As scorers go, few could ever match the prowess of Panasci. She scored 101 goals in her final two seasons, a higher total than some teams. Her senior season in 1993 went down as one of the best ever. She scored an astounding 60 goals, which at the time was the second highest single-season total ever in the nation. She currently ranks fifth all-time.

“Of all the players, she was probably the No. 1 player I had,” said former Miller Place coach Judy Kopelman, who in 2008 was elected into the Suffolk Sports Hall of Fame. “She was an absolutely outstanding athlete. Her dedication to being No. 1 was evident with the time she put in after practice.”

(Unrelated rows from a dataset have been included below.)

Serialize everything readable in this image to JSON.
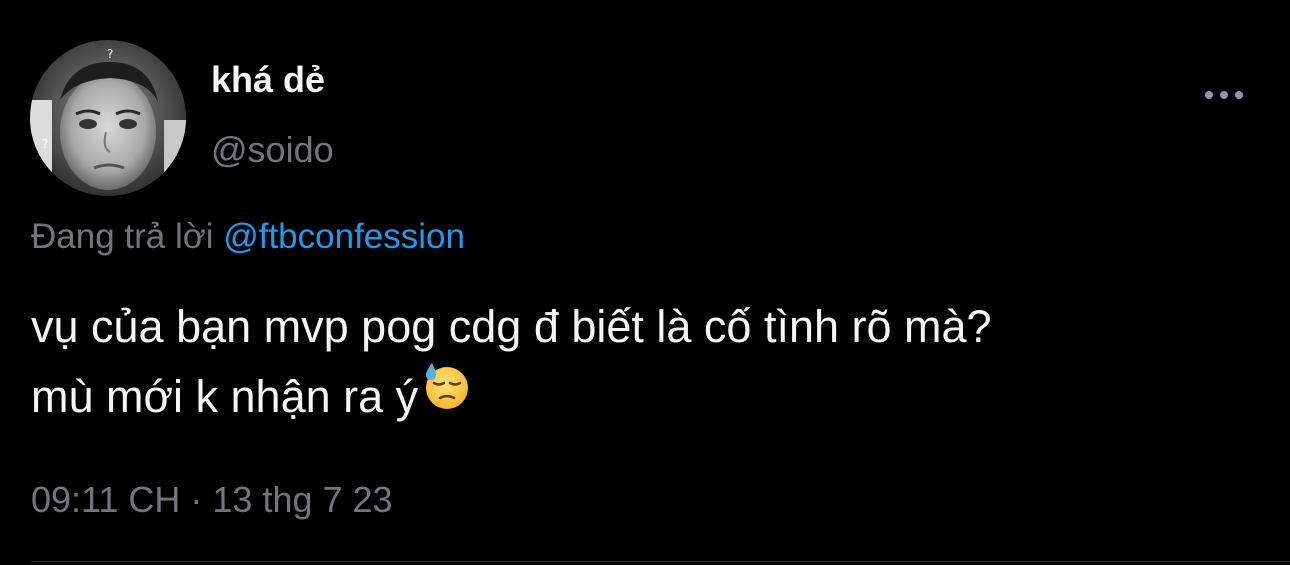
{
  "author": {
    "display_name": "khá dẻ",
    "handle": "@soido"
  },
  "more_icon": "more-horizontal-icon",
  "reply": {
    "prefix": "Đang trả lời",
    "handle": "@ftbconfession"
  },
  "tweet": {
    "lines": [
      "vụ của bạn mvp pog cdg đ biết là cố tình rõ mà?",
      "mù mới k nhận ra ý"
    ],
    "emoji": "downcast-face-with-sweat"
  },
  "timestamp": "09:11 CH · 13 thg 7 23",
  "colors": {
    "background": "#000000",
    "text": "#f5f5f5",
    "secondary": "#71767b",
    "link": "#1d9bf0",
    "divider": "#2f3336"
  }
}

Panasci credited Kopelman as being a huge part of her success. She could remember seeing Kopelman for the first time as a sixth-grader when she would introduce the sport to girls in physical education classes. She immediately took a liking to the sport and a few short years later was already a constant threat around the goal.

She also played basketball and softball throughout her playing days in high school, but field hockey always remained her primary focus.

After high school, Panasci attended Duke University, where she blossomed into one of the top scorers in NCAA history.
From 1994-97 she scored 91 goals and tallied 200 points. She’s currently 19th all-time in Division I history in career points, and she’s 12th all-time in both career goals and points per game. She still ranks second all-time in Atlantic Coast Conference history in career goals and is sixth in career points. She also holds the Duke record for career goals.

She was a third-team All-American in both 1995 and 1996. In 2002 she was selected to the ACC’s 50th Anniversary team. Only three other Duke players cracked the list.

“I feel like all my hard work paid off,” Panasci said. “When I got to Duke I immediately started when I was a freshman on the team. I worked hard to achieve those goals so for the stats to still be up there is definitely an honor.”

After college Panasci, now 34, decided not to pursue a shot at the U.S. National team, so she could begin her teaching career. She started working at Nassakeag Elementary School in the Three Village School District, where she remains today.

Panasci said she still thinks about the national team.

“At the time we had worked so hard and I had played so many years in a row of really killing myself. At that time I really just wanted to mold into the regular life,” she said. “I was really looking forward to teaching. I had gotten my degree and was really looking forward to coming home.”

Kopelman said she still thinks Panasci would have made the U.S. team had she continued.

A decade before Panasci, the Panthers featured another goal-scoring machine in Maryann Wojcik. From 1983-86 she scored 131 goals, one of the top careers in both the state and nation. As a senior she scored 50, which stood as the school record until Panasci’s senior season.

Kopelman said she lucked out with Wojcik because at the time, Miller Place did not have soccer for girls.

“She played with the boys soccer team in junior high, and in ninth grade I managed to talk her into playing field hockey,” Kopelman said.

Having never played the sport before, Wojcik’s athleticism allowed her to excel in field hockey right from the start.

“She had probably a harder shot than Panasci, but she didn’t have quite the stick-work skill,” Kopelman said.

Wojcik didn’t play field hockey in college and went on to become a special education teacher. Kopelman said she saw Wojcik a few years ago and she had adopted children from Russia.